Culture war intelligence agents are regularly conducting reconnaissance to scout out threats to cultural security, especially that which may be brewing in liberal and academic camps, where the insidious strategies of “cancel culture” are believed to be devised and launched.

A current alarm signal is being raised in response to thinking within the U.S. Department of Education regarding some renovations in the teaching of history and civics that seek to give needed attention to the contributions of the nation’s diverse population in the shaping of the country and its political and social framework.

Historian Heather Cox Richardson of Boston College has written about a letter to the secretary of the department from Republican congresspeople challenging the idea, claiming that it undermines the greatness of our nation’s history and the events and lives that have provided the core of its primary narrative.

She writes that the letter accuses the secretary of “trying to advance a politicized and divisive agenda in the teaching of American history.”

“This,” she says, “is full embrace of [an] … attempt to turn teaching history into a culture war.”

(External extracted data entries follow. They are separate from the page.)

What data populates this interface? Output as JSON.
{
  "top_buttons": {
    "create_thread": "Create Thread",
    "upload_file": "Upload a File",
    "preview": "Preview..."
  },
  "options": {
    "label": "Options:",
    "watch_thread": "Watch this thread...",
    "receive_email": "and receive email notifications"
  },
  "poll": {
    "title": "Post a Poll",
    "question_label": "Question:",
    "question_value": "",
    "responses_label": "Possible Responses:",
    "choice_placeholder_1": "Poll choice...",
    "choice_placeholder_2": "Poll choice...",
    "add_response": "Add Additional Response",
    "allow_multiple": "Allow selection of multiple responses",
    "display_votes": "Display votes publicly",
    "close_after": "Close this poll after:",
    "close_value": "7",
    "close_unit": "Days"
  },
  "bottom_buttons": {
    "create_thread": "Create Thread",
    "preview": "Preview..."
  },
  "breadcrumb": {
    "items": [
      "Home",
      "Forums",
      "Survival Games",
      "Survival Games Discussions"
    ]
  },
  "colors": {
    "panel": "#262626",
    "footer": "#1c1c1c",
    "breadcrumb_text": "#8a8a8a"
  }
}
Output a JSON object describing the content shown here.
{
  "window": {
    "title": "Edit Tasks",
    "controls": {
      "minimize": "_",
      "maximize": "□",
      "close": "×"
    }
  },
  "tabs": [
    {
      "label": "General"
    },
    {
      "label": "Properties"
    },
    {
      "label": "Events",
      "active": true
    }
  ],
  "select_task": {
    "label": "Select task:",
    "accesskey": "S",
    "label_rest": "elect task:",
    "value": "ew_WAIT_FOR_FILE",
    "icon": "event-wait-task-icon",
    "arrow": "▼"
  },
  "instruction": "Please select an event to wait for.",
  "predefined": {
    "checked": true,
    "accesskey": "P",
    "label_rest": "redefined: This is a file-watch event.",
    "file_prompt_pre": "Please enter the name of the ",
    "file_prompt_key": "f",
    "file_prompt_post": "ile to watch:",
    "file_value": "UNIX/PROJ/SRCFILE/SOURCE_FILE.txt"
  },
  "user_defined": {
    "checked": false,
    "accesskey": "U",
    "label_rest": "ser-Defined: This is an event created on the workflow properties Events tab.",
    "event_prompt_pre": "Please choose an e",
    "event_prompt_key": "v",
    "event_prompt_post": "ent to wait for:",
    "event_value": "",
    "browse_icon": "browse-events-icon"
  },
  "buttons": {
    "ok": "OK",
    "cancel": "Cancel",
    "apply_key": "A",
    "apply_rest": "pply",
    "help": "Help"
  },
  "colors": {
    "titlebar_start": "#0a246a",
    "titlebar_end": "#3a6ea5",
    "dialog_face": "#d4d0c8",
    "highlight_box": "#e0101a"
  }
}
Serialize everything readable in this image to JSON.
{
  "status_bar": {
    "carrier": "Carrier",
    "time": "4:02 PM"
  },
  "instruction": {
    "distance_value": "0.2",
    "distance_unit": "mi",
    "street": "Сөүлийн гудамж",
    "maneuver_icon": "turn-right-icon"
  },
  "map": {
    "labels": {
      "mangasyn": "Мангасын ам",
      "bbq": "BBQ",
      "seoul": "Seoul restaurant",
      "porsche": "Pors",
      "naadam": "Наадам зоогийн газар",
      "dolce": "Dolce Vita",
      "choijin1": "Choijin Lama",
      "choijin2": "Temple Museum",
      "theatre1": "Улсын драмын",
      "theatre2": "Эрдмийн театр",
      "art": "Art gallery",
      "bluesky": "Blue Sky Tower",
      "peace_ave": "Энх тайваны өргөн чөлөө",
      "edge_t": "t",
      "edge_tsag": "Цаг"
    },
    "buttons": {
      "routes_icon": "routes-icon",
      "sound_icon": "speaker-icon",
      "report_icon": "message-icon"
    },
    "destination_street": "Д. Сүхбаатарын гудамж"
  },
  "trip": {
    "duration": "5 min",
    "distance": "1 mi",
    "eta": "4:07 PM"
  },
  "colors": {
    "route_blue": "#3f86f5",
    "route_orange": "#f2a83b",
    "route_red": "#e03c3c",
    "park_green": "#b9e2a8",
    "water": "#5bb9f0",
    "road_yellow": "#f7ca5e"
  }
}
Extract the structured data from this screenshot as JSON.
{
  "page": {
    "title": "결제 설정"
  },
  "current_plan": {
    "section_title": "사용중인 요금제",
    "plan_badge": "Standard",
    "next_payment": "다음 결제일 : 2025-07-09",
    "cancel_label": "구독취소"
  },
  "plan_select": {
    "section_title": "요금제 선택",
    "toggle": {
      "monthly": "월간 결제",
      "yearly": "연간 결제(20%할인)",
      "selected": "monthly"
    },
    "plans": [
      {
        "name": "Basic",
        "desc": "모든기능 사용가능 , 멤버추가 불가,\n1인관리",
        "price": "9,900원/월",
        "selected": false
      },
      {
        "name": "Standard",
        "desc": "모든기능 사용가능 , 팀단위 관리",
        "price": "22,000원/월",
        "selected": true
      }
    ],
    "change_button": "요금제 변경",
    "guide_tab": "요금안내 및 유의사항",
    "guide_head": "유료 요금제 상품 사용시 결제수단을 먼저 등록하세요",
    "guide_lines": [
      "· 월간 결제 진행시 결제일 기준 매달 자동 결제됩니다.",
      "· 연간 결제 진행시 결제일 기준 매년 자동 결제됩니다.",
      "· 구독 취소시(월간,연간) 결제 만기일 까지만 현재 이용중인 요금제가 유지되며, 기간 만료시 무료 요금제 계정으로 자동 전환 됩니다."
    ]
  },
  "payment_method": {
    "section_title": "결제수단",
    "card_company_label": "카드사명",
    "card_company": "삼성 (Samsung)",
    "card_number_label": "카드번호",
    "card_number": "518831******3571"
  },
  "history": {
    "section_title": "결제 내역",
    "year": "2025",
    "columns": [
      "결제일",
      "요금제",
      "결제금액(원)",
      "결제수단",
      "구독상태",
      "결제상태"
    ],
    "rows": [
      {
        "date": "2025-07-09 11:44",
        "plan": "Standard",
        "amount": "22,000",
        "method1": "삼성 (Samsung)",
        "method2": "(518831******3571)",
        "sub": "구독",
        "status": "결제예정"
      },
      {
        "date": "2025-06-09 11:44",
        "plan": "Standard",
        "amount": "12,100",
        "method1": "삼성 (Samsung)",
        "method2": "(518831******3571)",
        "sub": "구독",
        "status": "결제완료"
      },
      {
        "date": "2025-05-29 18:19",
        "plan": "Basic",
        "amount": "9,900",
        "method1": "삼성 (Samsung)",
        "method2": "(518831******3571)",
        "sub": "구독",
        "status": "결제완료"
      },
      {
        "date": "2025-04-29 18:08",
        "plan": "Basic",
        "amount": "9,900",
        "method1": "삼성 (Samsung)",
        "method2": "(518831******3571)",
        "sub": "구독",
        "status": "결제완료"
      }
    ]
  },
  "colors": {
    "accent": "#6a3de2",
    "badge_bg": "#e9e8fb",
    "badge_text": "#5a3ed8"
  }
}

Her brief, but clear and helpful, article is well worth a read for its presentation of the context and implications of this issue.

Having experienced losses in recent campaigns in the culture war, and in spite of local successes in fanning fading embers, the war seems in search of a new cause, and the teaching of history may be it.

The deeply rooted and widely attributed saying, “History is written by the winners,” points to the way that a dominant side of a people’s journey tends to remember and maintain the “official” narrative of their history.

The pivotal events are the ones in which they prevailed, and the heroes are their champions.

The teaching of history can easily rely on that narrative for its outline.

Even as efforts to balance it with attention to the “other side” and its contribution are made, a version of the story still becomes the “norm” for understanding who a people are.

Fifty years ago, Thomas Frazer compiled and published two volumes of writings by people who were on the neglected side of the nation’s dominant narrative.

Titled “The Underside of American History,” the perspectives of those whose experience was different in the national pilgrimage from the dominant one were introduced into the study of history.

More recently, the experience and voices of Black Americans, native Americans, Asian Americans and newly immigrated Hispanic Americans have found their way into the national conversation, and the teaching of history is being adjusted to give them a more prominent voice.

These efforts have received pushback, as these contributions are seen as offering challenges to some emphases of the dominant narrative.

Watch for the teaching of history to be the latest skirmish in the culture war, as our dueling narratives find their way into curricula and classrooms.

The dominant narrative provides a structure of pivotal events and people, and this is significant. But it is also significant to note that its alternative is a vehicle for much of history’s meaning.

Both are needed and necessary for a people to be faithful stewards of their heritage.